Studies find that more than 80 percent of children suffering gender dysphoria outgrow it on their own by late adolescence and that “transition” procedures, including “reassignment” surgery, fail to resolve gender-confused individuals’ heightened tendency to engage in self-harm and suicide – and even exacerbate it, including by reinforcing their confusion and neglecting the actual root causes of their mental strife.

Many oft-ignored “detransitioners,” individuals who attempted to live under a different “gender identity” before embracing their sex, attest to the physical and mental harm of reinforcing gender confusion, as well as to the bias and negligence of the medical establishment on the subject, many of whom take an activist approach to their profession and begin cases with a predetermined conclusion in favor of “transitioning.”

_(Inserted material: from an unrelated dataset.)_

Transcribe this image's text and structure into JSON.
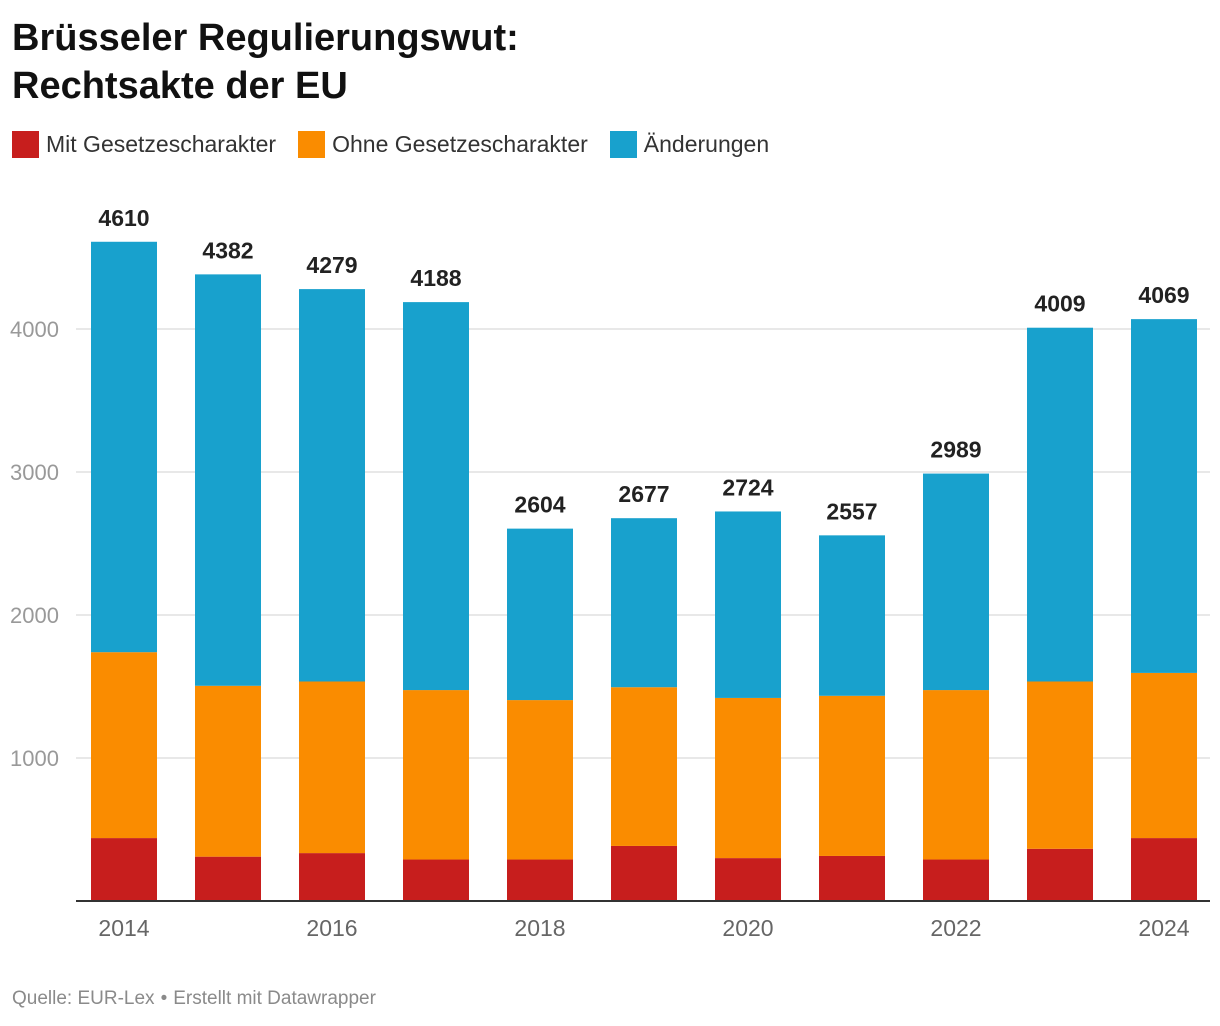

“Gender-affirming” physicians have also been caught on video admitting to more old-fashioned motives for such procedures, as with an 2022 exposé about Vanderbilt University Medical Center’s Clinic for Transgender Health, where Dr. Shayne Sebold Taylor said outright that “these surgeries make a lot of money.”

Opponents of transgender ideology are hopeful that the Supreme Court will rule in Tennessee’s favor and set a nationwide precedent protecting every state’s right to make the same decision, given that six of its nine current justices were appointed by Republican presidents, though the current court’s record is mixed.